The reality though, is that the odds of succeeding at something you never start are known. It’s zero. You cannot succeed without starting. It’s been said over and over in so many ways. “You miss 100% of the shots you don’t take.” – Wayne Gretsky, though many other athletes have said similar. “You can’t win if you don’t buy a ticket.” – People telling me why I should buy lottery tickets.

With this in mind, I’m driving home this week, listening to the Massively OP podcast and they’re signing off and I’m like “bugger, I don’t have anything else to listen to.” Then Justin cuts in with a special guest.

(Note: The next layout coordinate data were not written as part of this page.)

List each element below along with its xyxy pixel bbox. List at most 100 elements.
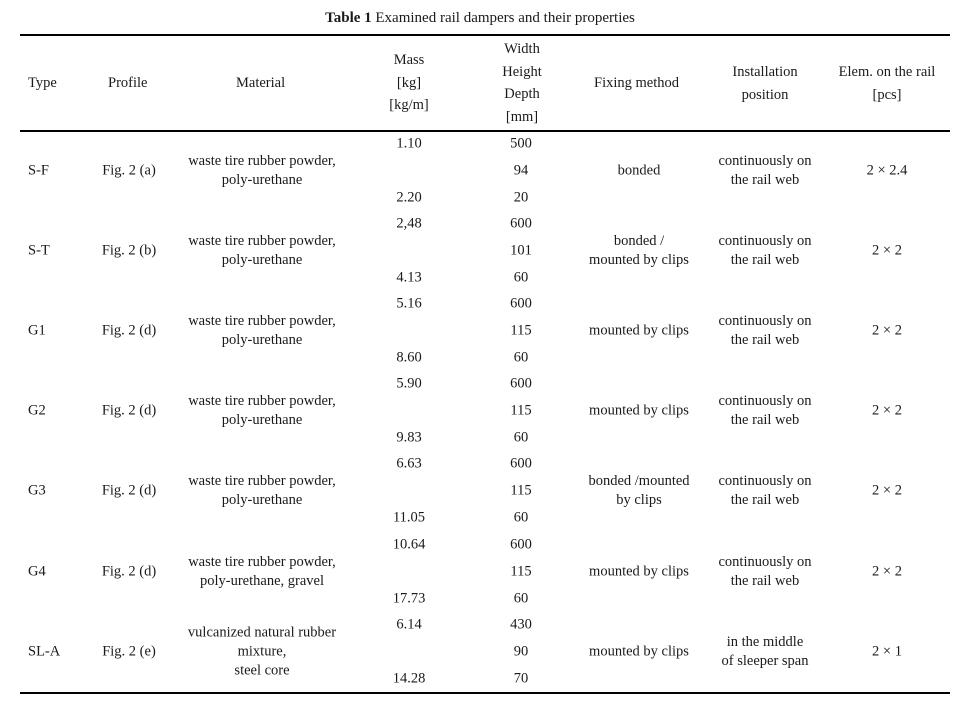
- cell-mass-kg: 1.10: [396, 135, 422, 152]
- cell-mass-kg: 6.63: [396, 455, 422, 472]
- cell-mass-kgm: 17.73: [392, 590, 426, 607]
- cell-install: continuously on the rail web: [718, 553, 811, 591]
- cell-material-line: poly-urethane: [221, 172, 303, 188]
- cell-install: continuously on the rail web: [718, 232, 811, 270]
- header-material: Material: [236, 75, 286, 91]
- cell-depth: 20: [513, 189, 529, 206]
- cell-type: S-T: [28, 242, 50, 259]
- cell-elements: 2 × 2: [872, 242, 902, 259]
- cell-height: 94: [513, 162, 529, 179]
- cell-install: in the middle of sleeper span: [722, 633, 809, 671]
- cell-width: 500: [510, 135, 532, 152]
- cell-height: 115: [510, 402, 532, 419]
- header-dims-line: [mm]: [505, 108, 539, 125]
- cell-elements: 2 × 2.4: [866, 162, 908, 179]
- cell-install-line: the rail web: [730, 492, 800, 508]
- cell-material-line: vulcanized natural rubber: [187, 624, 337, 641]
- cell-fixing: mounted by clips: [589, 402, 689, 421]
- cell-height: 115: [510, 563, 532, 580]
- cell-material: waste tire rubber powder, poly-urethane: [188, 392, 336, 430]
- cell-type: S-F: [28, 162, 49, 179]
- cell-material: waste tire rubber powder, poly-urethane: [188, 232, 336, 270]
- cell-profile: Fig. 2 (b): [101, 242, 157, 259]
- header-dims-line: Width: [504, 41, 540, 57]
- cell-profile: Fig. 2 (a): [102, 162, 156, 179]
- cell-install-line: of sleeper span: [721, 653, 809, 669]
- cell-width: 600: [510, 455, 532, 472]
- cell-profile: Fig. 2 (d): [101, 482, 157, 499]
- table-header-rule: [20, 130, 950, 132]
- cell-material: waste tire rubber powder, poly-urethane, …: [188, 553, 336, 591]
- cell-fixing-line: mounted by clips: [589, 402, 689, 419]
- header-install: Installation position: [715, 61, 815, 106]
- header-elem-line: Elem. on the rail: [838, 64, 936, 80]
- cell-fixing-line: bonded /mounted: [588, 473, 690, 489]
- cell-profile: Fig. 2 (d): [101, 563, 157, 580]
- header-mass-line: [kg]: [396, 74, 422, 91]
- cell-install-line: continuously on: [718, 554, 812, 570]
- cell-mass-kg: 6.14: [396, 616, 422, 633]
- cell-height: 101: [510, 242, 532, 259]
- cell-type: SL-A: [28, 643, 61, 660]
- cell-material: waste tire rubber powder, poly-urethane: [188, 152, 336, 190]
- table-caption-text: Examined rail dampers and their properti…: [375, 10, 635, 26]
- cell-install: continuously on the rail web: [718, 472, 811, 510]
- header-type: Type: [28, 75, 57, 91]
- cell-install-line: continuously on: [718, 153, 812, 169]
- cell-width: 600: [510, 295, 532, 312]
- table-caption: Table 1 Examined rail dampers and their …: [0, 10, 960, 27]
- cell-profile: Fig. 2 (e): [102, 643, 156, 660]
- cell-elements: 2 × 2: [872, 322, 902, 339]
- header-install-line: position: [741, 86, 789, 103]
- header-elem-line: [pcs]: [872, 86, 902, 103]
- cell-material-line: mixture,: [237, 643, 287, 660]
- cell-width: 430: [510, 616, 532, 633]
- cell-install-line: the rail web: [730, 332, 800, 348]
- header-elem: Elem. on the rail [pcs]: [827, 61, 947, 106]
- cell-material-line: waste tire rubber powder,: [188, 393, 336, 409]
- cell-depth: 60: [513, 349, 529, 366]
- header-mass-line: Mass: [393, 52, 425, 68]
- cell-type: G1: [28, 322, 46, 339]
- cell-material-line: poly-urethane: [221, 332, 303, 348]
- cell-fixing: mounted by clips: [589, 563, 689, 582]
- cell-elements: 2 × 2: [872, 402, 902, 419]
- cell-fixing-line: bonded: [617, 162, 661, 179]
- cell-material-line: steel core: [234, 662, 290, 679]
- cell-height: 90: [513, 643, 529, 660]
- cell-material: waste tire rubber powder, poly-urethane: [188, 472, 336, 510]
- cell-width: 600: [510, 215, 532, 232]
- cell-mass-kgm: 9.83: [396, 429, 422, 446]
- cell-mass-kgm: 11.05: [392, 509, 426, 526]
- cell-material-line: waste tire rubber powder,: [188, 233, 336, 249]
- cell-install-line: in the middle: [726, 634, 804, 650]
- cell-depth: 60: [513, 509, 529, 526]
- cell-width: 600: [510, 536, 532, 553]
- cell-material-line: poly-urethane: [221, 492, 303, 508]
- cell-fixing-line: mounted by clips: [589, 563, 689, 580]
- cell-material-line: waste tire rubber powder,: [188, 153, 336, 169]
- header-mass: Mass [kg] [kg/m]: [374, 49, 444, 117]
- header-fixing: Fixing method: [594, 75, 679, 91]
- cell-material-line: poly-urethane, gravel: [199, 573, 324, 589]
- header-install-line: Installation: [732, 64, 798, 80]
- cell-fixing: bonded /mounted by clips: [588, 472, 689, 510]
- cell-material-line: poly-urethane: [221, 412, 303, 428]
- cell-material-line: waste tire rubber powder,: [188, 313, 336, 329]
- cell-mass-kg: 10.64: [392, 536, 426, 553]
- header-dims: Width Height Depth [mm]: [482, 38, 562, 128]
- cell-fixing-line: mounted by clips: [589, 322, 689, 339]
- cell-depth: 60: [513, 590, 529, 607]
- cell-install-line: the rail web: [730, 573, 800, 589]
- cell-fixing: bonded: [618, 162, 661, 181]
- cell-height: 115: [510, 322, 532, 339]
- cell-width: 600: [510, 375, 532, 392]
- cell-depth: 70: [513, 670, 529, 687]
- cell-depth: 60: [513, 269, 529, 286]
- cell-install: continuously on the rail web: [718, 312, 811, 350]
- cell-type: G3: [28, 482, 46, 499]
- cell-height: 115: [510, 482, 532, 499]
- cell-install-line: continuously on: [718, 393, 812, 409]
- cell-install-line: continuously on: [718, 473, 812, 489]
- cell-type: G4: [28, 563, 46, 580]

I’ve never heard of this barghest (note from me in the future: It’s belghast) guy, but I’m thrilled to death and they don’t usually have guests so they have my attention. Turns out there’s going to be something called Blaugust. A month long event encouraging anyone to blog. One post, thirty posts, whatever.

So they’re talking about the YouTube, podcasts, and blogs. I’m thinking about the various ventures I’ve started and left incomplete and figure “screw it, what I got to lose?” So I signed up, and here I am.

Let’s do this.

2 thoughts on “Everything must have a beginning

  1. Skills can be learned, goals can be achieved by simply planning and embarking upon a measured process. Don’t do it for anyone else other than yourself at first. Prove to yourself you can do the thing you want to do. Then it starts to fall in place. Think of all the other skills in life that you’ve mastered already. If you can do these you can create content online.

    Oh and from a logical and philosophical point of view, you don’t miss 100% of the shots you don’t take, as you’ve never attempted them to begin with, so they technically don’t exist. Sorry about the pedantry but I hate all those self-improvement aphorisms. If you want to do something then simply apply a process to it and it will come together. There’s no “mythology” or “magic” to it all.


    1. Oh, I like you.

      I’ve told some coworkers before, usually in the context of drawing or art, that it is merely a skill that can be acquired and practiced like anything else. Some people seem to have an innate aptitude, but they’ve probably spent, say, a large portion of childhood/young adulthood practicing. I once considered myself “bad at drawing” until I put a little effort in, purely to prove to myself that I could, if I wanted to.

      I also don’t think I defined success in my post, but my expectation are nil. Success is simply doing the thing, having the experience of doing the thing, nothing more. At least at the moment.

      I tried mythology and magic at one point in my life. I discovered that I don’t need it, and surprisingly, it doesn’t seem to exist anyway.